Dependency preservation: a decomposition is dependency preserving if (F1 ∪ F2 ∪ … ∪ Fn)+ = F+ where Fi is the set of FDs that hold entirely within Ri.
1NF/2NF/3NF/BCNF are steps in normalization with increasingly stricter constraint requirements to avoid anomalies and redundancy.
Summary of practical implications
Relational algebra provides a formal foundation for specifying queries in a procedural-like, step-by-step manner and serves as the basis for SQL.
Normalization reduces redundancy and anomalies but may require trade-offs with performance and dependency preservation.
Concurrency control and recovery mechanisms are essential for ensuring database durability and correctness in multi-user environments.
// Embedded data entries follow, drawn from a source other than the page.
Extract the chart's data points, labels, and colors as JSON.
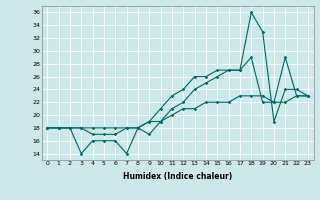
{
  "xlabel": "Humidex (Indice chaleur)",
  "ylabel": "",
  "bg_color": "#cce8e8",
  "line_color": "#006666",
  "grid_color": "#ffffff",
  "xlim": [
    -0.5,
    23.5
  ],
  "ylim": [
    13,
    37
  ],
  "yticks": [
    14,
    16,
    18,
    20,
    22,
    24,
    26,
    28,
    30,
    32,
    34,
    36
  ],
  "xticks": [
    0,
    1,
    2,
    3,
    4,
    5,
    6,
    7,
    8,
    9,
    10,
    11,
    12,
    13,
    14,
    15,
    16,
    17,
    18,
    19,
    20,
    21,
    22,
    23
  ],
  "line1_x": [
    0,
    1,
    2,
    3,
    4,
    5,
    6,
    7,
    8,
    9,
    10,
    11,
    12,
    13,
    14,
    15,
    16,
    17,
    18,
    19,
    20,
    21,
    22,
    23
  ],
  "line1_y": [
    18,
    18,
    18,
    14,
    16,
    16,
    16,
    14,
    18,
    17,
    19,
    21,
    22,
    24,
    25,
    26,
    27,
    27,
    36,
    33,
    19,
    24,
    24,
    23
  ],
  "line2_x": [
    0,
    1,
    2,
    3,
    4,
    5,
    6,
    7,
    8,
    9,
    10,
    11,
    12,
    13,
    14,
    15,
    16,
    17,
    18,
    19,
    20,
    21,
    22,
    23
  ],
  "line2_y": [
    18,
    18,
    18,
    18,
    17,
    17,
    17,
    18,
    18,
    19,
    21,
    23,
    24,
    26,
    26,
    27,
    27,
    27,
    29,
    22,
    22,
    29,
    23,
    23
  ],
  "line3_x": [
    0,
    1,
    2,
    3,
    4,
    5,
    6,
    7,
    8,
    9,
    10,
    11,
    12,
    13,
    14,
    15,
    16,
    17,
    18,
    19,
    20,
    21,
    22,
    23
  ],
  "line3_y": [
    18,
    18,
    18,
    18,
    18,
    18,
    18,
    18,
    18,
    19,
    19,
    20,
    21,
    21,
    22,
    22,
    22,
    23,
    23,
    23,
    22,
    22,
    23,
    23
  ]
}
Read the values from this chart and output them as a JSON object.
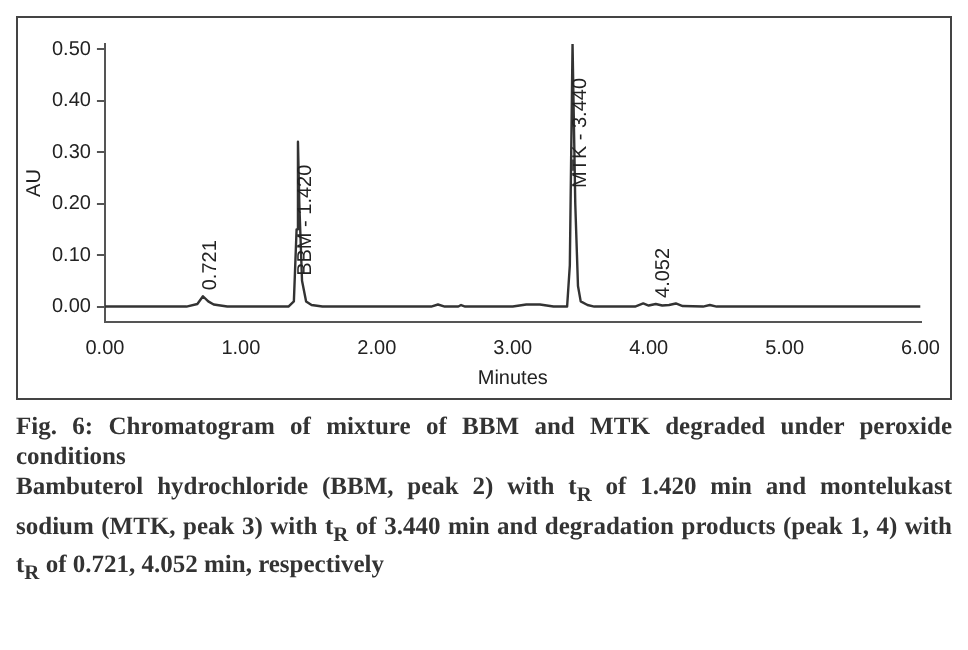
{
  "chart_data": {
    "type": "line",
    "title": "Fig. 6: Chromatogram of mixture of BBM and MTK degraded under peroxide conditions",
    "xlabel": "Minutes",
    "ylabel": "AU",
    "annotations": [
      {
        "text": "0.721",
        "x": 0.721,
        "y": 0.02
      },
      {
        "text": "BBM - 1.420",
        "x": 1.42,
        "y": 0.32
      },
      {
        "text": "MTK - 3.440",
        "x": 3.44,
        "y": 0.51
      },
      {
        "text": "4.052",
        "x": 4.052,
        "y": 0.005
      },
      "Bambuterol hydrochloride (BBM, peak 2) with t$_{R}$ of 1.420 min and montelukast sodium (MTK, peak 3) with t$_{R}$ of 3.440 min and degradation products (peak 1, 4) with t$_{R}$ of 0.721, 4.052 min, respectively"
    ],
    "x": [
      0,
      0.6,
      0.68,
      0.721,
      0.76,
      0.8,
      0.9,
      1.35,
      1.39,
      1.41,
      1.42,
      1.43,
      1.45,
      1.48,
      1.52,
      1.6,
      2.4,
      2.45,
      2.5,
      2.6,
      2.62,
      2.65,
      3.0,
      3.1,
      3.2,
      3.3,
      3.4,
      3.42,
      3.44,
      3.46,
      3.48,
      3.5,
      3.55,
      3.6,
      3.9,
      3.96,
      4.0,
      4.052,
      4.1,
      4.15,
      4.2,
      4.25,
      4.4,
      4.45,
      4.5,
      6.0
    ],
    "series": [
      {
        "color": "#333333",
        "values": [
          0,
          0,
          0.005,
          0.02,
          0.01,
          0.004,
          0,
          0,
          0.01,
          0.15,
          0.32,
          0.2,
          0.05,
          0.01,
          0.003,
          0,
          0,
          0.004,
          0,
          0,
          0.003,
          0,
          0,
          0.004,
          0.004,
          0,
          0,
          0.08,
          0.51,
          0.2,
          0.04,
          0.01,
          0.003,
          0,
          0,
          0.006,
          0.002,
          0.005,
          0.002,
          0.003,
          0.006,
          0.001,
          0,
          0.003,
          0,
          0
        ]
      }
    ],
    "xlim": [
      0,
      6
    ],
    "xticks": [
      {
        "value": 0,
        "label": "0.00"
      },
      {
        "value": 1,
        "label": "1.00"
      },
      {
        "value": 2,
        "label": "2.00"
      },
      {
        "value": 3,
        "label": "3.00"
      },
      {
        "value": 4,
        "label": "4.00"
      },
      {
        "value": 5,
        "label": "5.00"
      },
      {
        "value": 6,
        "label": "6.00"
      }
    ],
    "ylim": [
      -0.03,
      0.51
    ],
    "yticks": [
      {
        "value": 0,
        "label": "0.00"
      },
      {
        "value": 0.1,
        "label": "0.10"
      },
      {
        "value": 0.2,
        "label": "0.20"
      },
      {
        "value": 0.3,
        "label": "0.30"
      },
      {
        "value": 0.4,
        "label": "0.40"
      },
      {
        "value": 0.5,
        "label": "0.50"
      }
    ],
    "grid": false,
    "legend": false,
    "marker": "none",
    "line_style": "solid"
  }
}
Advanced topics such as MVDS, 4NF, BCNF, ARIES, and logging strategies are critical for understanding how real-world DBMSs maintain consistency and performance under failure and high concurrency.
References to typical exam-style relational-algebra tasks
Given a schema with passenger, agency, flight, and booking relations, express queries like:
Complete details of all flights to a specific destination: σ_{dest = 'New Delhi'}(flight)
Flights from Chennai to a destination: σ_{src = 'Chennai' ∧ dest = 'New Delhi'}(flight)
Flight numbers for a passenger with a given id for flights to a city before a date: π{fid}(σ{pid = 123 ∧ dest = 'Chennai' ∧ fdate < '2020-11-06'}(flight) ⨝ booking ×)
Passenger names with bookings on at least one flight: π_{pname}(passenger ⨝ booking)
Normalize a given relation using FDs to 1NF → 2NF → 3NF → BCNF with appropriate decomposition steps and verify whether the decomposition is lossless and dependency-preserving.
For MVDS and 4NF, identify sets of attributes that may vary independently and decompose to eliminate non-trivial MVDS, ensuring that the result remains lossless and, when possible, dependency-preserving.
In recovery, understand logs, checkpoints, and the ARIES three-pass recovery model (Analysis/Redo/Undo), the role of LSNs, and the use of compensating log records (CLRs) for robust recovery.
Understand lock-based vs timestamp-based concurrency control, two-phase locking, deadlock avoidance and detection, and the trade-offs between concurrency and safety.
Be comfortable with basic proofs of correctness for 3NF decomposition (dependency preservation and losslessness) and the concepts behind BCNF vs 3NF trade-offs.
These notes compile core ideas from the transcript, turning the slide content into cohesive study material with definitions, notation, examples, and practical implications for relational algebra, database design, normalization, and transaction processing.